The LC-14-B Woodman’s Pal survival axe was originally a tool for forestry or agriculture, but quickly earned a place as an outstanding military implement. The well designed and balanced blade was first procured in World War II. The LC-14-B Woodman’s Pal served through the Vietnam War and is still part of the military inventory of edged tools in the 21st Century. Photos of John S. Meyer, One-Zero of RT Idaho show him wearing a Survival Ax.
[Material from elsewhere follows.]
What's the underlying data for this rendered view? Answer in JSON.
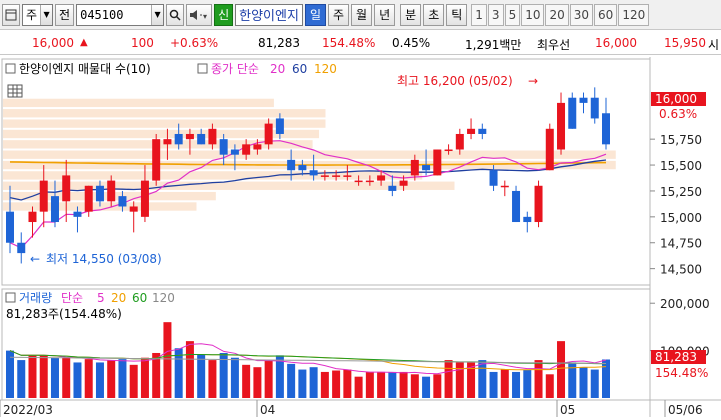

During the Vietnam war, the Woodman’s Pal was designated as the Type IV Survival Ax, the main component of the “Tool Kit, Survival, Type IV” issued as NSN 8465-973-4807 under specification MIL-S-8642C. It was issued to aircrews, helicopter crews, and for other survival purposes. For aircrew survival, the same tool was issued as the Global Survival Kit, SK-NA-2 Aircrewmans. In addition to the tool itself, the kit included:
* Sharpening stone on chain with instructions
* Burning Glass (magnifying lens) with instructions
* Pouches for the stone and glass
* Nylon tie cord, OD colour
During this time period the tool was manufactured by Frank & Warren, Inc. The blade itself and the case will be so marked. The base of the case had two grommets for tying it to a leg or pack so it will not bounce. Early cases were cotton duck but were changed to nylon like other Army equipment of the Vietnam era. The grip was made from a leather washer stack and also has an extended cross guard that formed a knuckle-bow with the butt to protect the users hand.